Sylvie-E. Saliceti 4 avril 2020 Marseille
J’arrive à la ville Auteur, compositeur, interprète : Lhasa de Sela
En seulement trois albums studio, un live et trois tournées internationales, Lhasa de Sela a laissé une trace unique dans l’histoire de la musique populaire contemporaine. Ses chansons claires obscures et hors du temps sont habitées par les sentiments sincères d’une artiste dont le chant à fleur de peau propose un pacte de complicité intime avec celui qui l’écoute. (…) Dans la courte, mais sans faille discographie de Lhasa, The Living Road se situe au centre. Paru en 2003 et terminé au Canada, il a commencé à prendre forme en France où elle a vécu. Le violoncelliste Vincent Ségal et le trompettiste Ibrahim Maalouf sont du voyage. De ses trois albums, celui-ci est sans doute le plus varié. Lhasa y fait cohabiter trois langues, l’espagnol, l’anglais et le français, dont elle a parfaitement maîtrisé les potentiels poétiques. Les ambiances et les mélodies sont riches et voyageuses. On retrouve les accents de rancheras mexicaines ou de mélodies des Balkans qui caractérisaient La Llorona, ailleurs on perçoit les prémices de l’américana rêveuse de son ultime album et, dans les morceaux en français, une certaine mélancolie européenne se dégage de l’orchestration. L’élégance est de mise et le chant de Lhasa, précis, unique et émouvant rend ses douze perles captivantes.

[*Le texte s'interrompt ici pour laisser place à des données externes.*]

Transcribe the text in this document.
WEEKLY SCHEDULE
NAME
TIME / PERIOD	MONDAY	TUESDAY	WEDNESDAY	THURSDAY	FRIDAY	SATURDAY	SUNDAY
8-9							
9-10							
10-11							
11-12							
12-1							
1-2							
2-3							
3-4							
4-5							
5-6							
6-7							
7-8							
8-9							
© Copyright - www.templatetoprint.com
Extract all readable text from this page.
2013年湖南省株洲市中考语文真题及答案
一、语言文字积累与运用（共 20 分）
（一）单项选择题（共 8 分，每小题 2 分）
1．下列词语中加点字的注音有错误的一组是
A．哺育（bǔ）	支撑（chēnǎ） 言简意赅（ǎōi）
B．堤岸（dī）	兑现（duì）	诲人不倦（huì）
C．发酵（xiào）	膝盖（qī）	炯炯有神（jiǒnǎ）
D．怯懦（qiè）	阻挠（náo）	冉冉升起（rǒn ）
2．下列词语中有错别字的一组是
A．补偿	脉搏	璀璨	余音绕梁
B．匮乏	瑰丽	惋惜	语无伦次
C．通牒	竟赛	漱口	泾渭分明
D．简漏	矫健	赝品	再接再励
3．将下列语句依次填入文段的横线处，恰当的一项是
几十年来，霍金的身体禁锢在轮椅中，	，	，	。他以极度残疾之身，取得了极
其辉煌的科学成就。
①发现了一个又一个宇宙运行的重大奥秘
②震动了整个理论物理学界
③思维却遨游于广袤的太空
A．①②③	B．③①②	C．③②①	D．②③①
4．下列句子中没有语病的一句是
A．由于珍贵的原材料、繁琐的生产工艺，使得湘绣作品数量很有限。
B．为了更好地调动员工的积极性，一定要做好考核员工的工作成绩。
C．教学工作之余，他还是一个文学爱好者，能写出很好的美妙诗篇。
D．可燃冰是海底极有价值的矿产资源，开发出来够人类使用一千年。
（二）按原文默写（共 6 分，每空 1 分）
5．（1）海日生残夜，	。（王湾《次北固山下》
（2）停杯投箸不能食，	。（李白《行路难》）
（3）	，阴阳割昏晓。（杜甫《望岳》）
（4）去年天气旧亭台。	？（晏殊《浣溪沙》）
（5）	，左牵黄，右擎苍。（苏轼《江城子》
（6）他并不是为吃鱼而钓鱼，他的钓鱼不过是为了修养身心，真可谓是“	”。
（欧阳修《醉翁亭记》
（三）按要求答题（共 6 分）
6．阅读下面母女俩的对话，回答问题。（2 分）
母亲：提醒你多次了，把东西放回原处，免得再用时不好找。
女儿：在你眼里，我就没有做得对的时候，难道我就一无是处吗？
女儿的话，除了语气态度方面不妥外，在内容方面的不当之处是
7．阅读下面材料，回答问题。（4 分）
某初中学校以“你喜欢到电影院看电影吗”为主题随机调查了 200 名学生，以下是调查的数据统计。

Sous l’arbre rouge, tu es là Sohrâb je te vois.
En une vision parfois un homme voit toute sa vie. Quand il se donne une fois tel qu’en lui-même, dans cet instant si pleinement présent il s’est donné pour toujours. Où qu’il aille désormais, on le découvre. Et même après sa mort, sous la terre qui l’a ensevelie il continue d’être ensoleillé.
Tu ouvres une grenade et, en train de détacher les graines juteuses, tu dis qu’il serait bon que les graines soient visibles aussi dans le cœur des gens.
Moi j’ai donné le nom de grenade à cette terre.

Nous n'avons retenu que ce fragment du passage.